The Dissolution of My Google Self
Written by Lee Schneider, founder of DocuCinema.
Spiritual seekers may spend decades working to detach from their ego. Buddha meditated under a Bodhi tree for 49 days when he did it. But I think I’ve managed it in just .2 seconds. All I had to do was Google myself. There are 8,900,000 different results for Lee Schneider. I can already feel my sense of self slipping away into 8.9 million little pieces. In yoga we’re often reminded that it’s a good thing to surrender the ego. Buddhism teaches that the self is only an illusion. But what does that really mean?
As I examine myself under Google’s microscope, I can verify that I was once a writer of “ThunderCats” cartoons. How did I juggle that with my job as project manager at the Computer Sciences Corporation in Dallas/Fort Worth? It seems like a good living, I just don’t remember going into the office this morning.

Then again, I do move around. This week I’m living in Alexandria, KY, Morrison, CO and Batavia, OH all at the same time. Perhaps, upon dissolution, my ego is now able to be in several places at once. In his book “Autobiography of a Yogi,” Paramhansa Yogananda described one Swami Pranabananda who was able to do this. That seems like pretty advanced yoga and I don’t think I’m there yet. I’m not even doing handstand anymore.
When I started this blog I said I would never join Facebook. But it looks like I have anyway and I really like horses.
I also like to Twitter, have 124 followers and live in Boston.
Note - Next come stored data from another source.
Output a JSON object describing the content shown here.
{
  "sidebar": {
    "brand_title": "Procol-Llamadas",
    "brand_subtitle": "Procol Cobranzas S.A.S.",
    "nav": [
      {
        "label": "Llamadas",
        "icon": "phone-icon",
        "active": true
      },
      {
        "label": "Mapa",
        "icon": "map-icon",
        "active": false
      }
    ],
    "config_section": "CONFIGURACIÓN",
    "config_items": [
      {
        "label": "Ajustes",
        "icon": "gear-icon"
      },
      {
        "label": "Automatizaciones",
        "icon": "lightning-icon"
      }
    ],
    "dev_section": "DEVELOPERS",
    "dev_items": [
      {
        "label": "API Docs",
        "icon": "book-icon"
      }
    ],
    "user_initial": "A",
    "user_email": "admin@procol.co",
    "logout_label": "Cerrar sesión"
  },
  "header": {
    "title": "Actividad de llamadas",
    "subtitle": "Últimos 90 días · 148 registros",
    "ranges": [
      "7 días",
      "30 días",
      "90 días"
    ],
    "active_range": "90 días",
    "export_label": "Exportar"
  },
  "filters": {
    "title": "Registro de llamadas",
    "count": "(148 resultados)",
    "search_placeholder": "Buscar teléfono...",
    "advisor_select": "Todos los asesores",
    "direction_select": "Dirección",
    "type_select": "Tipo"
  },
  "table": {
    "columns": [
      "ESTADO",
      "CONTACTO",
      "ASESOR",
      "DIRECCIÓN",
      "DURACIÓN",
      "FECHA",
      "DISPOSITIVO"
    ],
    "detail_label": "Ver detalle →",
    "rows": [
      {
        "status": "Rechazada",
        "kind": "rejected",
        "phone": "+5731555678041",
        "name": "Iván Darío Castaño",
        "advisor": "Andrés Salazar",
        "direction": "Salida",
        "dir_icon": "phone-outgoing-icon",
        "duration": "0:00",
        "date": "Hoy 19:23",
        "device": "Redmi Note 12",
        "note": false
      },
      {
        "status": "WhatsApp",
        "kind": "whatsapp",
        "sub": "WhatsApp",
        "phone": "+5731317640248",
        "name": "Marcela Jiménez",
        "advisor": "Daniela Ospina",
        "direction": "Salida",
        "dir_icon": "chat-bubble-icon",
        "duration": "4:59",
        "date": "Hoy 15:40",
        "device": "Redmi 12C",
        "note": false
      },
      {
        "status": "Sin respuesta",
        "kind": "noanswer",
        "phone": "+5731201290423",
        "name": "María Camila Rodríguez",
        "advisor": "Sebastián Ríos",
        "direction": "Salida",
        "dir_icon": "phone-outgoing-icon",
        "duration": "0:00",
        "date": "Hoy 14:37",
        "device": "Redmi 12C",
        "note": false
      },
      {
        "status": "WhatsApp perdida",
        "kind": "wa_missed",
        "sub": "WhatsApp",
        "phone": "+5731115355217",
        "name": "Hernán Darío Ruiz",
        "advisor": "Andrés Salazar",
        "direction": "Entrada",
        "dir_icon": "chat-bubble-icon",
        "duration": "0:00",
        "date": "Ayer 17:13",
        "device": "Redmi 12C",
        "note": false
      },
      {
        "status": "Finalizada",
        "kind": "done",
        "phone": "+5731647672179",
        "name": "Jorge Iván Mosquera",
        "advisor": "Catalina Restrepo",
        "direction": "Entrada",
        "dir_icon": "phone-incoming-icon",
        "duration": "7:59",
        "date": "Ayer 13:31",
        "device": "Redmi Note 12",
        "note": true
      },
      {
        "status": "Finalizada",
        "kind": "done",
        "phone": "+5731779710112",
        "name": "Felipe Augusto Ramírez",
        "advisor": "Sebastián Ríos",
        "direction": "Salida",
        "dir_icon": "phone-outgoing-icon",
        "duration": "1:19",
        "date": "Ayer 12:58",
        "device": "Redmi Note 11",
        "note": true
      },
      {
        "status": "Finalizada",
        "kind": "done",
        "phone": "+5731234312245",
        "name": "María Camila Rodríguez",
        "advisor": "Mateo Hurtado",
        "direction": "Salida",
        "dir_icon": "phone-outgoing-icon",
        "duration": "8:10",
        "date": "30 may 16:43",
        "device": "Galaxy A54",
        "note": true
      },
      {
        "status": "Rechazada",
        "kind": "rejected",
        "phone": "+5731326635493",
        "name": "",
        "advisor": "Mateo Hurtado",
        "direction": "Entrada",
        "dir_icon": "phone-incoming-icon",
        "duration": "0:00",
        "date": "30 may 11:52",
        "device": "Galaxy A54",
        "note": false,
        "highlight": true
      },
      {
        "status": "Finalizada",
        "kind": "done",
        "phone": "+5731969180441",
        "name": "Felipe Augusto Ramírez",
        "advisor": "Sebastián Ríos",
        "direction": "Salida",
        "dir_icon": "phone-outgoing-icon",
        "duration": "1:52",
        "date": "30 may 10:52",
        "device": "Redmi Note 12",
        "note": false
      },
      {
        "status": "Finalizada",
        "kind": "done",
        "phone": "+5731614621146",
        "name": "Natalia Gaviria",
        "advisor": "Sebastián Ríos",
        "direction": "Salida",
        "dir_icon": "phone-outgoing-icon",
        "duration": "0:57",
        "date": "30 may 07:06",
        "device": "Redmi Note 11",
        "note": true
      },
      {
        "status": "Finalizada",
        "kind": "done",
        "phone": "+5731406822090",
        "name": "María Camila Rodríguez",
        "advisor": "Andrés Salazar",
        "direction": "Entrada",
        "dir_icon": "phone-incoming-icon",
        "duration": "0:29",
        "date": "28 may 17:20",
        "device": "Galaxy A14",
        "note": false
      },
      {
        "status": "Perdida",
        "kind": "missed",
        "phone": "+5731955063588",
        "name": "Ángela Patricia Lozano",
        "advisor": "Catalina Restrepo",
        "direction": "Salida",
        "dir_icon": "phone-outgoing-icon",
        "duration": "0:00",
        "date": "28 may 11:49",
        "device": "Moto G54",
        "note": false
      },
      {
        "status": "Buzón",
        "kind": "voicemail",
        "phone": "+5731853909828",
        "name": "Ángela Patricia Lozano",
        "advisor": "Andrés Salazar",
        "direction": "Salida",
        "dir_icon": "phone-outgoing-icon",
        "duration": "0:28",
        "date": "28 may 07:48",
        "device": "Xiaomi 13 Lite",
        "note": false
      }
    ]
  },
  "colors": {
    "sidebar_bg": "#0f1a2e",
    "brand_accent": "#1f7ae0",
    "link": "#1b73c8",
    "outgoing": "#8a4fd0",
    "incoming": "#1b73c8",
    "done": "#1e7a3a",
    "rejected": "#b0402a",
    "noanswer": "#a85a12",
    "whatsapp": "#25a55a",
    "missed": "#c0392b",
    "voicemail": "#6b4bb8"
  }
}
Whole chunks of my life are kind of different from the life I thought I was living. For instance, I married Elyssa Korez on December 20th, 2008. Sorry, I don’t remember that wedding at all.
Thing is, I’m getting married again in Los Angeles on June 20. Could I be practicing polygamy? I don’t remember being Mormon but then I don’t remember signing up for the Navy Reserves in Auburn, Washington either.
I don’t know how I fit the Reserves in with my job as a photographer of tall ships. I published a calendar of them in 2002. It’s for sale at Amazon, anyway, and it has my name on it.
In Buddhism it’s said that attachment to ego leads to suffering. Right now, I’m getting the opposite effect. As my ego splits apart I’m hyperventilating.
If people are looking for me online, they might connect with one of my other selves instead of the one typing this right now. What is my name good for if so many others are using it? I need to run an online background check on myself to get back in touch with who I really am, but that costs $39.95.
Maybe finding myself isn’t as easy as clicking on a link. Maybe I’m not ready to completely surrender my ego, but if I nudge it out of the way a little I might have better access to the interior life that goes on whether my Google ranking looks good or not.